After two-plus years of being largely confined by the pandemic, many people are now taking to the skies and planning exotic vacations.
You don’t have to travel through crowded airports or wait in long lines at TSA. Mark Vanhoenacker, your tour guide, will take you around some of the most beautiful cities of the world.
Vanhoenacker was a commercial airline pilot and wrote poetically in his book Skyfaring about the joys of flying above the earth from the cockpit of a jumbo plane.
Imagine a City is his new book. It takes you from the beginning to the end to reach the destination aEUR.” Vanhoenacker used to dream about far-flung places and then gets to experience it up close as the plane lands. The author’s journey from a lonely child in western Massachusetts to a confident globetrotter, based in London, is also documented in the book.
He takes us on a bicycle ride through Brasilia, and birdwatching in Kuwait.
The tour can be disorienting, just like jet travel. After reading a chapter on Jeddah, you wake up in Delhi. Vanhoenacker, a skilled navigator, can fill in the gaps by providing history, poetry, and lots more local color.
Vanhoenacker may not have the insider’s perspective that comes with living in a city for a lifetime, but he has the advantage of frequent, short visits to many places with plenty of foreign currency and a backpack full of curiosity.
He takes us on a walk through the snowy streets in Sapporo, Japan and glides over the wrecks off the coasts of Cape Town, South Africa. Or, its social media equivalent: a daily Twitter tweet that reads “BANG!”
He writes, “I like to believe that it’s important to have these worlds be better connected.” “Increasingly they are: By history and stories, immigrants and travelers, computers and aEUR” (if I’m not too proud to say this aEUR by planes.”
The book is woven with stories about Pittsfield, Mass. Vanhoenacker’s boyhood home, and the place that he once longed to escape. He would sit in his bedroom and build model airplanes, imagining all the places they might take him. He would study the globe illuminated on his dresser and draw plans of a model city where a young man like him might find a place to call home.
He writes that when he was young and struggling to come out as gay and with his speech impairment and other issues, it was almost lifesaving to be in a place he imagined or travel to.
Many people find freedom in big cities’ impersonality, but others fall through the cracks. Vanhoenacker wrote about his time in San Francisco looking for Henry, a Pittsfield family friend who had fallen into drug and despair.
He writes, “Henry’s story has brought home to me the reality of how it is possible to lose yourself in a place so far away from your first.” “I would be shocked to see how easy it is to forget to look at the faces of middle-aged homeless men I passed,” he writes.
Part of the book was written during the pandemic when air travel was grounded temporarily. Vanhoenacker stayed home for months without flying anywhere. Some pilots retired early while others were laid off.
The flight crews often carried more cargo than passengers when flights were resumed: “pets,” bags of letters, enough gold, enough banknotes and enough gold to remind me that the world’s banking system isn’t entirely virtual. Tens of tonnes of Scottish salmon and medical supplies whose technical specifications my colleagues and I would read to each other from the cargo manifest with increased interest and a new sense of pride.
Pandemic travel restrictions are slowly disappearing. American recently removed its COVID testing requirement to international visitors. Passengers are now eager to take long-delayed flights.
Vanhoenacker points out that many cities that were once closed off became more welcoming over time.
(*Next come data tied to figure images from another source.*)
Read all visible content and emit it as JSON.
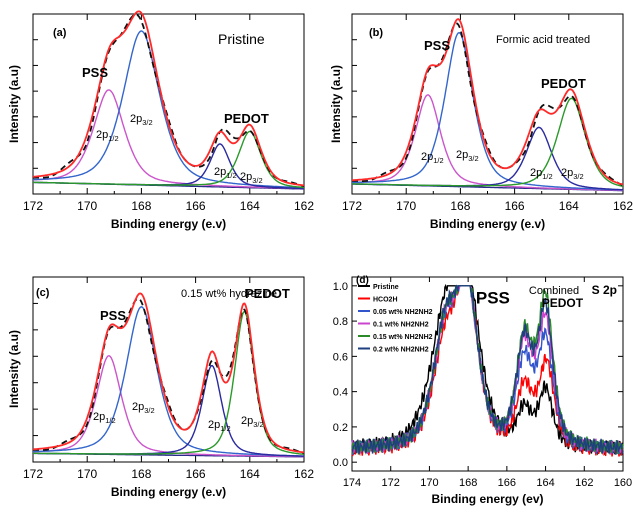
{
  "chart_data": [
    {
      "type": "line",
      "panel": "(a)",
      "title": "Pristine",
      "xlabel": "Binding energy (e.v)",
      "ylabel": "Intensity (a.u)",
      "xlim": [
        172,
        162
      ],
      "xticks": [
        172,
        170,
        168,
        166,
        164,
        162
      ],
      "annotations": [
        {
          "text": "PSS",
          "x": 170.2,
          "y": 0.87
        },
        {
          "text": "PEDOT",
          "x": 164.6,
          "y": 0.43
        },
        {
          "text": "2p1/2",
          "x": 169.6,
          "y": 0.38
        },
        {
          "text": "2p3/2",
          "x": 167.7,
          "y": 0.45
        },
        {
          "text": "2p1/2",
          "x": 165.0,
          "y": 0.18
        },
        {
          "text": "2p3/2",
          "x": 163.9,
          "y": 0.16
        }
      ],
      "peaks": {
        "pss_2p12": {
          "center": 169.2,
          "height": 0.57,
          "width": 0.55
        },
        "pss_2p32": {
          "center": 168.0,
          "height": 0.93,
          "width": 0.65
        },
        "pedot_2p12": {
          "center": 165.1,
          "height": 0.26,
          "width": 0.35
        },
        "pedot_2p32": {
          "center": 164.0,
          "height": 0.34,
          "width": 0.4
        }
      },
      "baseline": {
        "high_e": 0.07,
        "low_e": 0.03
      }
    },
    {
      "type": "line",
      "panel": "(b)",
      "title": "Formic acid treated",
      "xlabel": "Binding energy (e.v)",
      "ylabel": "Intensity (a.u)",
      "xlim": [
        172,
        162
      ],
      "xticks": [
        172,
        170,
        168,
        166,
        164,
        162
      ],
      "annotations": [
        {
          "text": "PSS",
          "x": 169.8,
          "y": 0.85
        },
        {
          "text": "PEDOT",
          "x": 164.4,
          "y": 0.6
        },
        {
          "text": "2p1/2",
          "x": 169.8,
          "y": 0.2
        },
        {
          "text": "2p3/2",
          "x": 167.8,
          "y": 0.21
        },
        {
          "text": "2p1/2",
          "x": 165.2,
          "y": 0.13
        },
        {
          "text": "2p3/2",
          "x": 163.8,
          "y": 0.14
        }
      ],
      "peaks": {
        "pss_2p12": {
          "center": 169.2,
          "height": 0.55,
          "width": 0.45
        },
        "pss_2p32": {
          "center": 168.05,
          "height": 0.93,
          "width": 0.5
        },
        "pedot_2p12": {
          "center": 165.1,
          "height": 0.37,
          "width": 0.45
        },
        "pedot_2p32": {
          "center": 163.9,
          "height": 0.55,
          "width": 0.5
        }
      },
      "baseline": {
        "high_e": 0.06,
        "low_e": 0.02
      }
    },
    {
      "type": "line",
      "panel": "(c)",
      "title": "0.15 wt% hydrazine",
      "xlabel": "Binding energy (e.v)",
      "ylabel": "Intensity (a.u)",
      "xlim": [
        172,
        162
      ],
      "xticks": [
        172,
        170,
        168,
        166,
        164,
        162
      ],
      "annotations": [
        {
          "text": "PSS",
          "x": 169.6,
          "y": 0.8
        },
        {
          "text": "PEDOT",
          "x": 164.0,
          "y": 0.8
        },
        {
          "text": "2p1/2",
          "x": 169.9,
          "y": 0.2
        },
        {
          "text": "2p3/2",
          "x": 167.7,
          "y": 0.23
        },
        {
          "text": "2p1/2",
          "x": 165.3,
          "y": 0.2
        },
        {
          "text": "2p3/2",
          "x": 163.7,
          "y": 0.2
        }
      ],
      "peaks": {
        "pss_2p12": {
          "center": 169.2,
          "height": 0.58,
          "width": 0.45
        },
        "pss_2p32": {
          "center": 168.0,
          "height": 0.87,
          "width": 0.55
        },
        "pedot_2p12": {
          "center": 165.4,
          "height": 0.53,
          "width": 0.35
        },
        "pedot_2p32": {
          "center": 164.2,
          "height": 0.85,
          "width": 0.35
        }
      },
      "baseline": {
        "high_e": 0.05,
        "low_e": 0.03
      }
    },
    {
      "type": "line",
      "panel": "(d)",
      "title": "Combined",
      "subtitle": "S 2p",
      "xlabel": "Binding energy (ev)",
      "xlim": [
        174,
        160
      ],
      "ylim": [
        -0.05,
        1.05
      ],
      "xticks": [
        174,
        172,
        170,
        168,
        166,
        164,
        162,
        160
      ],
      "yticks": [
        0.0,
        0.2,
        0.4,
        0.6,
        0.8,
        1.0
      ],
      "annotations": [
        {
          "text": "PSS",
          "x": 167.6,
          "y": 0.9
        },
        {
          "text": "PEDOT",
          "x": 164.2,
          "y": 0.88
        }
      ],
      "legend_position": "top-left",
      "series": [
        {
          "name": "Pristine",
          "color": "#000000",
          "pss": [
            {
              "c": 169.2,
              "h": 0.66,
              "w": 0.75
            },
            {
              "c": 168.05,
              "h": 0.84,
              "w": 0.65
            }
          ],
          "pedot": [
            {
              "c": 165.1,
              "h": 0.2,
              "w": 0.35
            },
            {
              "c": 164.0,
              "h": 0.32,
              "w": 0.35
            }
          ],
          "baseline": 0.07
        },
        {
          "name": "HCO2H",
          "color": "#ff0000",
          "pss": [
            {
              "c": 169.2,
              "h": 0.55,
              "w": 0.6
            },
            {
              "c": 168.05,
              "h": 0.9,
              "w": 0.55
            }
          ],
          "pedot": [
            {
              "c": 165.1,
              "h": 0.34,
              "w": 0.4
            },
            {
              "c": 163.95,
              "h": 0.48,
              "w": 0.38
            }
          ],
          "baseline": 0.06
        },
        {
          "name": "0.05 wt% NH2NH2",
          "color": "#3355cc",
          "pss": [
            {
              "c": 169.2,
              "h": 0.6,
              "w": 0.6
            },
            {
              "c": 168.05,
              "h": 0.86,
              "w": 0.55
            }
          ],
          "pedot": [
            {
              "c": 165.1,
              "h": 0.48,
              "w": 0.4
            },
            {
              "c": 164.0,
              "h": 0.6,
              "w": 0.38
            }
          ],
          "baseline": 0.07
        },
        {
          "name": "0.1 wt% NH2NH2",
          "color": "#cc44cc",
          "pss": [
            {
              "c": 169.2,
              "h": 0.62,
              "w": 0.6
            },
            {
              "c": 168.05,
              "h": 0.85,
              "w": 0.55
            }
          ],
          "pedot": [
            {
              "c": 165.1,
              "h": 0.56,
              "w": 0.4
            },
            {
              "c": 164.0,
              "h": 0.7,
              "w": 0.38
            }
          ],
          "baseline": 0.07
        },
        {
          "name": "0.15 wt% NH2NH2",
          "color": "#2a8a2a",
          "pss": [
            {
              "c": 169.2,
              "h": 0.62,
              "w": 0.6
            },
            {
              "c": 168.05,
              "h": 0.86,
              "w": 0.55
            }
          ],
          "pedot": [
            {
              "c": 165.1,
              "h": 0.6,
              "w": 0.4
            },
            {
              "c": 164.0,
              "h": 0.82,
              "w": 0.38
            }
          ],
          "baseline": 0.07
        },
        {
          "name": "0.2 wt% NH2NH2",
          "color": "#1f3f7f",
          "pss": [
            {
              "c": 169.2,
              "h": 0.63,
              "w": 0.6
            },
            {
              "c": 168.05,
              "h": 0.86,
              "w": 0.55
            }
          ],
          "pedot": [
            {
              "c": 165.1,
              "h": 0.58,
              "w": 0.4
            },
            {
              "c": 164.0,
              "h": 0.76,
              "w": 0.38
            }
          ],
          "baseline": 0.07
        }
      ]
    }
  ],
  "colors": {
    "envelope": "#ff2a2a",
    "raw": "#111111",
    "pss_1_2": "#cc55cc",
    "pss_3_2": "#3366cc",
    "pedot_1_2": "#2a2aa0",
    "pedot_3_2": "#2a9a2a",
    "background": "#2a2a8a"
  }
}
“As cities grew and survived, thanks in part to their ramparts,” they have tended not to tear down their walls. While the stones may have been useful for other structures and the paths of demolished wall walls often became roads, particularly ring roads,
Vanhoenacker compares North Carolina’s ring roads to the railroads that run around Moscow, Berlin, and Raleigh. The Minivanoenacker, his father’s car that he fondly calls the Minivanoenacker, is the vehicle he drives.
Japan’s Yamanote Line, an elevated railroad running 21 miles through Tokyo’s central area, is another famous ring. It boasts six stations that are among the busiest in the world and loops for 21 more miles. Vanhoenacker offers readers a tour through all 30 stops. Some of the names include “All-Day-Long Village” or “Sacred Rice Field”.
Vanhoenacker doesn’t use the automatic turnstile when he returns to New Post Station where he started the loop. He might not be recognized by the fare-card reader as having been anywhere.
The well-traveled author arrives back in Pittsfield at the end of his journey. He finds it far more welcoming than he could have imagined growing up. He’s made it all the way back.